Love Art After Dark

LEAF ARBUTHNOT enjoys an evening of infectious intellectuality at Love Art After Dark.

Art fitzwilliam Leaf Arbuthnot love art after dark vicky avery

Many students spend three years at Cambridge without setting foot in the Fitzwilliam Museum. It is skirted as a tourist trap in neoclassical garb, containing Pissarros, codpieces and a handful of miscellaneous sarcophagi. ‘Love Art After Dark’, the Fitzwilliam Museum Society’s evening extravaganza, showed just how much the Fitz has to offer, both as a permanent collection and as a host for temporary exhibitions.

Students were invited to rove around the site for free for two hours, having been issued with a glass of complementary wine. The atmosphere was May Ballian, with smartly dressed couples squinting at their printed timetables, working out what to do when.

Most rooms contained a microphoned sage, lecturing intermittently on the histories and idiosyncrasies of the artworks in the vicinity. Whether or not you stopped to listen, every room was thick with infectious intellectuality. Dr Vicky Avery’s discussion of the contemporary art and craft collection was particularly enlightening. She confirmed that ‘Well, well, well’, an outsize bangle made out of treacle tins, was indeed meant in jest, a piquant challenge to the fusty art establishment. Meanwhile in Gallery V, Rachel Sinfield ran through the backgrounds of three Renoirs, mooring the neighbouring canvases to their moment.
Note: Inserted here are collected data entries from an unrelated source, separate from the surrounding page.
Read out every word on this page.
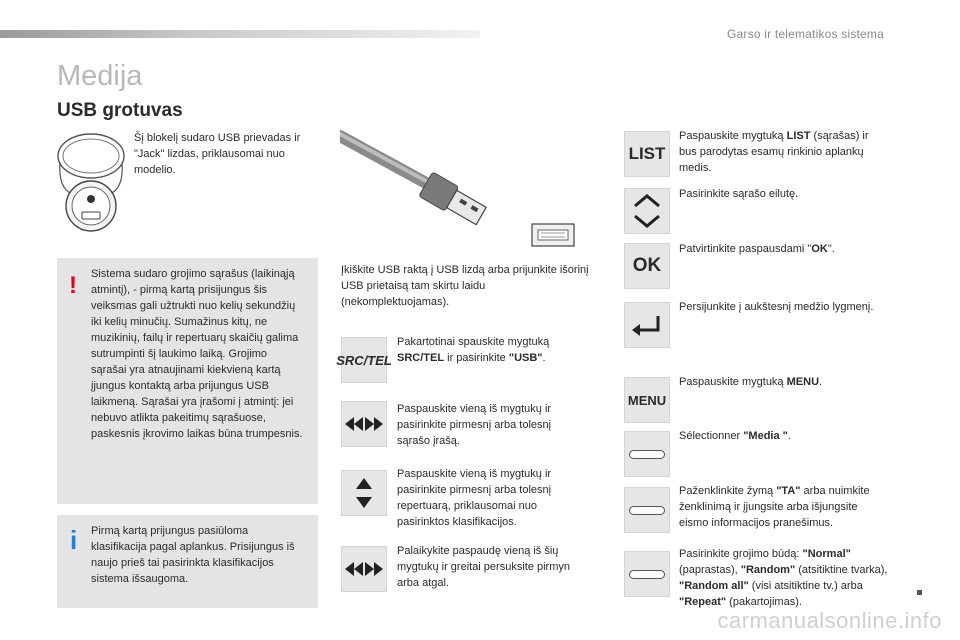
Garso ir telematikos sistema
Medija
USB grotuvas
Šį blokelį sudaro USB prievadas ir "Jack" lizdas, priklausomai nuo modelio.
Įkiškite USB raktą į USB lizdą arba prijunkite išorinį USB prietaisą tam skirtu laidu (nekomplektuojamas).
! Sistema sudaro grojimo sąrašus (laikinąją atmintį), - pirmą kartą prisijungus šis veiksmas gali užtrukti nuo kelių sekundžių iki kelių minučių. Sumažinus kitų, ne muzikinių, failų ir repertuarų skaičių galima sutrumpinti šį laukimo laiką. Grojimo sąrašai yra atnaujinami kiekvieną kartą įjungus kontaktą arba prijungus USB laikmeną. Sąrašai yra įrašomi į atmintį: jei nebuvo atlikta pakeitimų sąrašuose, paskesnis įkrovimo laikas būna trumpesnis.
i Pirmą kartą prijungus pasiūloma klasifikacija pagal aplankus. Prisijungus iš naujo prieš tai pasirinkta klasifikacijos sistema išsaugoma.
SRC/TEL
Pakartotinai spauskite mygtuką SRC/TEL ir pasirinkite "USB".
Paspauskite vieną iš mygtukų ir pasirinkite pirmesnį arba tolesnį sąrašo įrašą.
Paspauskite vieną iš mygtukų ir pasirinkite pirmesnį arba tolesnį repertuarą, priklausomai nuo pasirinktos klasifikacijos.
Palaikykite paspaudę vieną iš šių mygtukų ir greitai persuksite pirmyn arba atgal.
LIST
Paspauskite mygtuką LIST (sąrašas) ir bus parodytas esamų rinkinio aplankų medis.
Pasirinkite sąrašo eilutę.
OK
Patvirtinkite paspausdami "OK".
Persijunkite į aukštesnį medžio lygmenį.
MENU
Paspauskite mygtuką MENU.
Sélectionner "Media ".
Paženklinkite žymą "TA" arba nuimkite ženklinimą ir įjungsite arba išjungsite eismo informacijos pranešimus.
Pasirinkite grojimo būdą: "Normal" (paprastas), "Random" (atsitiktine tvarka), "Random all" (visi atsitiktine tv.) arba "Repeat" (pakartojimas).
carmanualsonline.info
Another highlight was ‘Having a laff’, a cartoon and caricature collection featuring the likes of Ronald Searle, some of whose figures were caught midway between embryonic pencil sketch and colourful end product. A flesh and blood cartoonist was settled at the back of the room, happy to issue advice about paintbrushes and creative discipline, amongst other things. It was also an immense privilege to be granted access to the current John Craxton retrospective, whose light-thronged paintings were incredibly restorative after the thrash of the art-guzzling crowd and shoddy weather outside.

Music, too, was on offer. At the start of the evening, Charlotte Broker slammed it with some perfectly pitched opera, whilst Over The Bridge performed inoffensive close harmony, with the soloist for ‘Stand by Me’ singing particularly well.

Nonetheless, there were problems. Mostly, these were generated by the evening’s success – for while it was nice to see so much young blood coursing through the Fitz’ veins, it all felt a little crowded, a little fraught. Lovely as Broker’s singing was, few but her front-row groupies could actually hear her. Over The Bridge too were chomped up by the acoustics of the museum shop, an area presumably designed to keep stray voices down. And pushing through the crowds just to make it to the next tour became rather wearing.

Still, overall it was impressive. If tranquillity was thin on the ground, it was more than made up for by the quality and variety of activities offered. The Fitz was shown and shown off as it should be, a truly extraordinary art hub, anything but irrelevant or dowdy.